Wylie wins Medibank job
MARC MONCRIEF, FINANCIAL SERVICES, REPORTER
14 July 2006
The Age

BOUTIQUE investment bank Carnegie Wylie, steered by Melbourne corporate fixer John Wylie and Sydney's Mark Carnegie, will advise the Federal Government on the billion-dollar sale of Medibank Private.

The bank has taken on some of the most high-profile corporate deals of late. It made $20 million as a broker to Coles Myer's sale of the Myer retail chain - a sale that unexpectedly and profitably included the chain's flagship Bourke Street property.

The bank also helped bring together Toll Holdings and Patrick Corporation, despite emotions on both sides of the deal running at fever pitch.

Carnegie Wylie conducted the initial 2003 study advocating the sale of Medibank Private. Earlier this year, the bank updated its research to reflect the new management of chief executive George Savvides. Carnegie Wylie made $130.8 million profit last year on $2.8 billion revenue.

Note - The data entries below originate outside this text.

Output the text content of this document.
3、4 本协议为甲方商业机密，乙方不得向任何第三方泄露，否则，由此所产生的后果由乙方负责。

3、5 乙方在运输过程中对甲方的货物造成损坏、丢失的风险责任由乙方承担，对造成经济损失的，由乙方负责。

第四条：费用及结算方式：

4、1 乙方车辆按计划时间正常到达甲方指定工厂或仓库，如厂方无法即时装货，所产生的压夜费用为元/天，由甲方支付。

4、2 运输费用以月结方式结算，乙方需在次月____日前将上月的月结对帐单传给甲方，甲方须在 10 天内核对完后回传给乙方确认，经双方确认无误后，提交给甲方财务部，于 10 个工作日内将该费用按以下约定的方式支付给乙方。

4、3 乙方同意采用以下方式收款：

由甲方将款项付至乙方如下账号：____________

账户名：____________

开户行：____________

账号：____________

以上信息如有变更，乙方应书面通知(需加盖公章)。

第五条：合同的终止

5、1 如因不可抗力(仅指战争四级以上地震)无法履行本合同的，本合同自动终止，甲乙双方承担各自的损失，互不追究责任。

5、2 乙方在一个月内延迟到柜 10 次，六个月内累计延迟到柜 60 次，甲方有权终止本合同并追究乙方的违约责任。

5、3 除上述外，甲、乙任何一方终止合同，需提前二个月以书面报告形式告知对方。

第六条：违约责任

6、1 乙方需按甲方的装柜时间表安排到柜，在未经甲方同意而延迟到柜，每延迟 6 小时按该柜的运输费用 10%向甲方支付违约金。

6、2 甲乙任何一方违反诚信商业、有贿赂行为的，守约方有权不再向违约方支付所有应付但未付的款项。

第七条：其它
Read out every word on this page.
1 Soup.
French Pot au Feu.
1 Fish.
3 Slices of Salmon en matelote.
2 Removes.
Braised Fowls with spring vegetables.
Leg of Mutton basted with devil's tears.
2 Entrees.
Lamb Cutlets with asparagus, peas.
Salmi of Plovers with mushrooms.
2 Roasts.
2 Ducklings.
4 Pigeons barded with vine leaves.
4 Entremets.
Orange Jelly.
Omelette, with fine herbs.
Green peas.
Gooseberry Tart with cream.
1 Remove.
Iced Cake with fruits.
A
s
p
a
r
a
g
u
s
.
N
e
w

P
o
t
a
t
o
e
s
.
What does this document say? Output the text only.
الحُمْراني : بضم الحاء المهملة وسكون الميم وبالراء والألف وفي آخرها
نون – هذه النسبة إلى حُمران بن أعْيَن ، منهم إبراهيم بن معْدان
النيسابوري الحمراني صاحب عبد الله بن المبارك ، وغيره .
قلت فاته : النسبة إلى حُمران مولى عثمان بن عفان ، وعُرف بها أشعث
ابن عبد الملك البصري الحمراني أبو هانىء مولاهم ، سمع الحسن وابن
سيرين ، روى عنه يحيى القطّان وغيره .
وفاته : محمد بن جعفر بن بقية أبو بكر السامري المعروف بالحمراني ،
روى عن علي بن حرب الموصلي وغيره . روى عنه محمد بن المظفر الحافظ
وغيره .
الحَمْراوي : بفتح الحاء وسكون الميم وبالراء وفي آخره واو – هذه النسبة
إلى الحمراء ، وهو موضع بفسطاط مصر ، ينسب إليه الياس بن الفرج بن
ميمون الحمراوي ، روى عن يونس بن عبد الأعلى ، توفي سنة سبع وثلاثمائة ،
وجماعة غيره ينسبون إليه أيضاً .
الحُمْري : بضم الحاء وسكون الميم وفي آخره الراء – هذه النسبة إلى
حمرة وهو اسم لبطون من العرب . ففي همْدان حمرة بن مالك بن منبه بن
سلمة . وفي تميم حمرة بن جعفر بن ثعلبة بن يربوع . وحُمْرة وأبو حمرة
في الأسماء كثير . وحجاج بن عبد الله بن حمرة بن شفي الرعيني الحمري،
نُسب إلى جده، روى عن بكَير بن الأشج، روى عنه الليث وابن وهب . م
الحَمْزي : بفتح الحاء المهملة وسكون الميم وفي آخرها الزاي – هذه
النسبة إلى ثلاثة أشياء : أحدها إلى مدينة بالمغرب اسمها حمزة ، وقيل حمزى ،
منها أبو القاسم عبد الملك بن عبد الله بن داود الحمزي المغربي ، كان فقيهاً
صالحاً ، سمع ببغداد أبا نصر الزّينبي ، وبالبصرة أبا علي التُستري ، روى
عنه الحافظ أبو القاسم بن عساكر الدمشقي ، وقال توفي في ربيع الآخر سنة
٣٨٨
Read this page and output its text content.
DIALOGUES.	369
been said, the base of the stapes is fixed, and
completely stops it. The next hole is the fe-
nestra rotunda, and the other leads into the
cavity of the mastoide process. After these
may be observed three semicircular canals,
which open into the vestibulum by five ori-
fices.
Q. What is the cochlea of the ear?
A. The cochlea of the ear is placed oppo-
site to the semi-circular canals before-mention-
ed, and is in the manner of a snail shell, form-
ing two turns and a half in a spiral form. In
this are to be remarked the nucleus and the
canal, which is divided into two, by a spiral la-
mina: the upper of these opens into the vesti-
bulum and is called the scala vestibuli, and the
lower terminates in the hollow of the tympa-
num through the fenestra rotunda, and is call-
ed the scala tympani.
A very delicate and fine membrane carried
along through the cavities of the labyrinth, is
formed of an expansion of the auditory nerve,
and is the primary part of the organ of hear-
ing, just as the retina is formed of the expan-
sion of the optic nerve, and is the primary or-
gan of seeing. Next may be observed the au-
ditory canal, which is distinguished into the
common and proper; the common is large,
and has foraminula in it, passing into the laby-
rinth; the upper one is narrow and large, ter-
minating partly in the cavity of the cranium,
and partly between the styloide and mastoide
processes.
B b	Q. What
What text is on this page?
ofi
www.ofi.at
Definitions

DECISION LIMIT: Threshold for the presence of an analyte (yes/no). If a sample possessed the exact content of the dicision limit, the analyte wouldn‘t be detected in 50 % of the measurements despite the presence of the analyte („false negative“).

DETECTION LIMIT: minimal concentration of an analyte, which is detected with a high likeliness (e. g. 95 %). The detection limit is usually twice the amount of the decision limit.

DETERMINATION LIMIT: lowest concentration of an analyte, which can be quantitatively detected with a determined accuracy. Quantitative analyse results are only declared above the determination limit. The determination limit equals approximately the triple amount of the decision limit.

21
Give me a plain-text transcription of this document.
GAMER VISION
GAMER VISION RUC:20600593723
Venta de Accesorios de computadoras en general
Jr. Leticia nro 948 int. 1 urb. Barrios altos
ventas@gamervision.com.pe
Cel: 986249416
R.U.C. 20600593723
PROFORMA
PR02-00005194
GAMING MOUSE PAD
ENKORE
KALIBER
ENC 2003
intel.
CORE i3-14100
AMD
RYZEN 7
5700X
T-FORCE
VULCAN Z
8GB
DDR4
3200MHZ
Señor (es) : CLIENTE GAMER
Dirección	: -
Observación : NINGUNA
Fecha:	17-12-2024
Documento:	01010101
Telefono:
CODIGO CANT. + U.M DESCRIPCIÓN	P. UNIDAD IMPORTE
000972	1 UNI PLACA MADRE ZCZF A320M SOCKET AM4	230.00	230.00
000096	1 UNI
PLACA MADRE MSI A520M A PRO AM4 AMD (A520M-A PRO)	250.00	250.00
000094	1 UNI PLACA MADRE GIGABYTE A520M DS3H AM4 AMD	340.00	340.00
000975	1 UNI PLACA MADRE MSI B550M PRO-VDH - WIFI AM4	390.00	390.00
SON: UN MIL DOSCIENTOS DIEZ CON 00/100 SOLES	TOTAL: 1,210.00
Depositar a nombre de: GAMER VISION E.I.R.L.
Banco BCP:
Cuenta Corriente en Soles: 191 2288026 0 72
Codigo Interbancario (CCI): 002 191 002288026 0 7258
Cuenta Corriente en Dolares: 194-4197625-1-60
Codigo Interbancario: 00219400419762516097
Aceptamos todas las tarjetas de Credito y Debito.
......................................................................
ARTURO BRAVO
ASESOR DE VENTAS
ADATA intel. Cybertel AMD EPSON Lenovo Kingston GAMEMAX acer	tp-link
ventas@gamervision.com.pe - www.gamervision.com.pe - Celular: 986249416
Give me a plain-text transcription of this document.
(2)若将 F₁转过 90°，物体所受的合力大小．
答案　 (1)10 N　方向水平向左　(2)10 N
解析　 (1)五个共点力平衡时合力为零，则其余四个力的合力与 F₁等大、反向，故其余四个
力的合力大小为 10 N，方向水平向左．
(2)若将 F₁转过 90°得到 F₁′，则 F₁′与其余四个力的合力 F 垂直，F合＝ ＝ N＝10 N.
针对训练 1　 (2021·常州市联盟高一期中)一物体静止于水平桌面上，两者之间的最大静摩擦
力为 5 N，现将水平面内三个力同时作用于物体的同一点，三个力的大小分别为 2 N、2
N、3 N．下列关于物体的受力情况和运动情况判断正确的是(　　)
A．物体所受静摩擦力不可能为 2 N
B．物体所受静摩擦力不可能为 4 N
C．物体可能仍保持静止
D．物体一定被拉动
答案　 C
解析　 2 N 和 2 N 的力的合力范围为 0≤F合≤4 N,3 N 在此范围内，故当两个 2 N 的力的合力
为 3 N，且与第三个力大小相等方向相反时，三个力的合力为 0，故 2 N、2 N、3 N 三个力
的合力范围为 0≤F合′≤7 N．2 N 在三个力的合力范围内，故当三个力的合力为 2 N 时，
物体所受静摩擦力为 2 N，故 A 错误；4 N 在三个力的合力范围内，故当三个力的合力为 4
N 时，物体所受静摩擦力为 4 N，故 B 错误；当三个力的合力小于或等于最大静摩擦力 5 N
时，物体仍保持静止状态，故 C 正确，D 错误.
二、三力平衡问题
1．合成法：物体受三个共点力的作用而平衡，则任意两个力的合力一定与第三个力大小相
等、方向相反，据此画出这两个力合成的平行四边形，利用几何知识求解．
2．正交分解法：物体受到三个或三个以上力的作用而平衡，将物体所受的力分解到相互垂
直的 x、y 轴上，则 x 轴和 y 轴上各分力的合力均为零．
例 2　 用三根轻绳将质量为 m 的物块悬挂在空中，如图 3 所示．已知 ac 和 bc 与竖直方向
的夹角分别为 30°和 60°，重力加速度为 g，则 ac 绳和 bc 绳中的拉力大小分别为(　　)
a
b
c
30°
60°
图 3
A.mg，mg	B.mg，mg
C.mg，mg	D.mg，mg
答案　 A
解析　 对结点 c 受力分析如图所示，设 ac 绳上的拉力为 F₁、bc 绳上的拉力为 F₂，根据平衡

The float, expected to pour up to $2 billion into government coffers, follows the aborted offering of government-owned Snowy Hydro. That deal was constrained by market appetite, a cultural uprising and the impending sale of the Government's $25 billion Telstra stake.

The Government is expected to wait until after the Telstra deal before detailing the Medibank Private offer to investors.